L'ancien Premier ministre de Nicolas Sarkozy appelle à "faire sauter" le "tabou" des statistiques ethniques 

"Si on veut vraiment piloter la politique d'immigration comme je le préconise, permettre au Parlement de fixer chaque année le nombre de personnes que la France peut accueillir, ne pas subir une immigration qui ne viendrait que d'une seule région du monde, qui serait déconnectée de nos besoins économiques et nos possibilités sociales, il faut avoir la possibilité de savoir qui on accueille, ce que ces personnes deviennent, comment elles s'intègrent", déclare F. Fillon, en faisant la promotion de son livre à paraître lundi, dans un entretien au Journal du dimanche.

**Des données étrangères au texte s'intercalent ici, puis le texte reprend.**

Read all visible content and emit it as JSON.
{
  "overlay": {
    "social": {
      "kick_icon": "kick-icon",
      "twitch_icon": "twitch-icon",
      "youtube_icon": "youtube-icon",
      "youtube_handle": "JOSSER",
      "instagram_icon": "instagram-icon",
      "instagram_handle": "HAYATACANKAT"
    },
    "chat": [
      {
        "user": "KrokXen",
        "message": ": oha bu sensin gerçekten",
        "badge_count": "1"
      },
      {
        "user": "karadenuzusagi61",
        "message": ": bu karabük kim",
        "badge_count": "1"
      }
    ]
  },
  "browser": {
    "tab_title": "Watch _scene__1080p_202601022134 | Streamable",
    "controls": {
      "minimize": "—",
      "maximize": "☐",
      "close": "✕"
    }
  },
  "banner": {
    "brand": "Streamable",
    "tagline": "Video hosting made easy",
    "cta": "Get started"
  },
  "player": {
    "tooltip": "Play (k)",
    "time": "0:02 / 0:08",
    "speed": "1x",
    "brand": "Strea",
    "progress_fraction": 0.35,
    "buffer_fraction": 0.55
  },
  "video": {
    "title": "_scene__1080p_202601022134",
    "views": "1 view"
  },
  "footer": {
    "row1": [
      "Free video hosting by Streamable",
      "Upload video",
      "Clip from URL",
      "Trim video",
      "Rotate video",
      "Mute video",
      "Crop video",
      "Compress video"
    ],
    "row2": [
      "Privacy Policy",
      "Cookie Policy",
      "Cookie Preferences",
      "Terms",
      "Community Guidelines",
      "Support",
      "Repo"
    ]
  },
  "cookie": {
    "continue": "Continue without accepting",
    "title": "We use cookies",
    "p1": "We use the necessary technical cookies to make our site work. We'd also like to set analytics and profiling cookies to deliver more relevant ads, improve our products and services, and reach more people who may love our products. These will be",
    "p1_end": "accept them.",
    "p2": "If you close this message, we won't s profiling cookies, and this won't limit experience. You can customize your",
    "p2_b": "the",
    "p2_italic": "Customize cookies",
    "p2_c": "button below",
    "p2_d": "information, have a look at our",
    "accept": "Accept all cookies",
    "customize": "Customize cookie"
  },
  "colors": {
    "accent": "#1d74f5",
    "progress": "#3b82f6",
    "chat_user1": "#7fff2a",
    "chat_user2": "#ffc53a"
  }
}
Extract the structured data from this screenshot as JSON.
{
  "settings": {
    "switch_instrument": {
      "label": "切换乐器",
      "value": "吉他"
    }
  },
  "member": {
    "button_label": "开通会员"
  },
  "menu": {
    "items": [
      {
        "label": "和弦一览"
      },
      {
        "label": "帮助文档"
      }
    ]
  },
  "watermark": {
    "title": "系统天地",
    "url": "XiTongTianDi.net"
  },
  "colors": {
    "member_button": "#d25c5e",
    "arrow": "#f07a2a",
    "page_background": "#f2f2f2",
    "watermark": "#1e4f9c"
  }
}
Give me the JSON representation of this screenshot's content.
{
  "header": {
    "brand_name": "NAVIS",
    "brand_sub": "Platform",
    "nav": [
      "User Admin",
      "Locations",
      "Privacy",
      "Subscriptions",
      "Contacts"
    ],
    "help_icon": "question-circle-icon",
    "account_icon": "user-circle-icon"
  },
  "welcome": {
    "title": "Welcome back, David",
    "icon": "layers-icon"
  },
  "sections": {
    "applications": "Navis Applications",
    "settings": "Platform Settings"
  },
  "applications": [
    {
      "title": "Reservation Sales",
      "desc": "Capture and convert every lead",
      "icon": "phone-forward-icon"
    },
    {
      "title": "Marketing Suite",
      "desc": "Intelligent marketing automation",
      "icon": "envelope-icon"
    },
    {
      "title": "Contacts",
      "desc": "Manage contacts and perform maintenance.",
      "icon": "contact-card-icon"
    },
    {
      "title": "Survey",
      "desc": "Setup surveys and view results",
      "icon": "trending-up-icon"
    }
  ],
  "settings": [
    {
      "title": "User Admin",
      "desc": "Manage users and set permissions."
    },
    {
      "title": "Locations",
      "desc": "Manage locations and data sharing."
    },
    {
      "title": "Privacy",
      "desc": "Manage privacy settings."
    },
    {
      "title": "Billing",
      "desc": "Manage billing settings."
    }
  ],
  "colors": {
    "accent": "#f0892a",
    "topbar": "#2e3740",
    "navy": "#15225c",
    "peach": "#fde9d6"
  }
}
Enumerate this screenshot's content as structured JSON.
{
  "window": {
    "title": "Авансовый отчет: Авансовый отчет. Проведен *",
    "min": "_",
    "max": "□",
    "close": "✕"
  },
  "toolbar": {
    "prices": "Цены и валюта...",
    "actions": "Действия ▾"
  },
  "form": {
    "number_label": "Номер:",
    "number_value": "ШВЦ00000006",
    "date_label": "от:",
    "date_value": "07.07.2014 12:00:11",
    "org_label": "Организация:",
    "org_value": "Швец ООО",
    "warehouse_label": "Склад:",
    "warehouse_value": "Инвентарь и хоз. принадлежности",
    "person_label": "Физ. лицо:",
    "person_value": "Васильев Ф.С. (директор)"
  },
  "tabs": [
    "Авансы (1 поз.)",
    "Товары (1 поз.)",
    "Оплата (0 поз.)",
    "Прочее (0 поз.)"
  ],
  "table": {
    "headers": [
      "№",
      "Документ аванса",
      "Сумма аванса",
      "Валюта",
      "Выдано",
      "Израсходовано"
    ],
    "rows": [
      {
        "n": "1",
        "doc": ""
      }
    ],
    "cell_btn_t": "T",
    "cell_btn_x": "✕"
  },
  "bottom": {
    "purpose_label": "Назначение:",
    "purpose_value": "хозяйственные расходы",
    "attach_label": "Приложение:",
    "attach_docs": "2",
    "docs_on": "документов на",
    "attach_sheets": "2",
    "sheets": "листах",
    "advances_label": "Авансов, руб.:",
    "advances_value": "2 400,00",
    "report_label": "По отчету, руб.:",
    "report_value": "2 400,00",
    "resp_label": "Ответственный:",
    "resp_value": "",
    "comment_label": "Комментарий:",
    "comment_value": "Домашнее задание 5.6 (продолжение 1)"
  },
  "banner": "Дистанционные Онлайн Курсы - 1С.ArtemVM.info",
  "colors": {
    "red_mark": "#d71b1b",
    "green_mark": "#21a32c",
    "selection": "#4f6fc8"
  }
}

Pour savoir "quelle est la réalité du peuplement de notre pays", "il faut des statistiques 'ethniques' ". "C'est un tabou qu'il faut faire sauter. Sinon, on restera dans le non-dit, le refus de la réalité. C'est cela qui est en train de faire monter la colère de nos concitoyens, qui constatent un énorme décalage entre le discours sur les nécessités de l'intégration et la réalité de ce qu'ils vivent tous les jours", ajoute Fillon, soulignant que ses propositions sur l'immigration sont "aujourd'hui reprises pour une large part par Les Républicains".
"80% des propositions qui ont été faites cette semaine par Nicolas Sarkozy" lors de sa "journée de travail" consacrée à l'immigration "sont dans le document que j'ai rendu public il y a un an sur l'immigration", lâche-t-il au passage.

Le nombre et les origines des étrangers ou des personnes d'origines étrangères résidant dans l'Hexagone ne sont pas autorisées en France 

Les statistiques ethniques, qui permettent de les connaître,  constituent un sujet sensible depuis de nombreuses années. Le Conseil constitutionnel avait censuré en 2007 une mesure sur ces statistiques ethniques contenue dans le projet de loi sur l'immigration de Brice Hortefeux, en rappelant notamment que la Constitution établit "l'égalité devant la loi de tous les citoyens sans distinction d'origine, de race ou de religion"

La loi Informatique et libertés du 6 janvier 1978 - plus explicitement intitulée "relative à l'informatique, aux fichiers et aux libertés" - réglemente aujourd'hui  notamment  la pratique du fichage, manuel ou informatique, sous le contrôle de la CNIL, à la différence du Royaume Uni ou des Etats-Unis, qui l'autorisent. Une exception existe toutefois en France avec la faculté laissée aux chercheurs de compiler les données existantes. Savoir est encore un tabou en France, comme si  la connaissance conduisait à la discrimination, alors qu'elle permet de faire les constats permettant la bonne gestion de situations multiples, telle la question des menus de substitution dans les cantines scolaires. 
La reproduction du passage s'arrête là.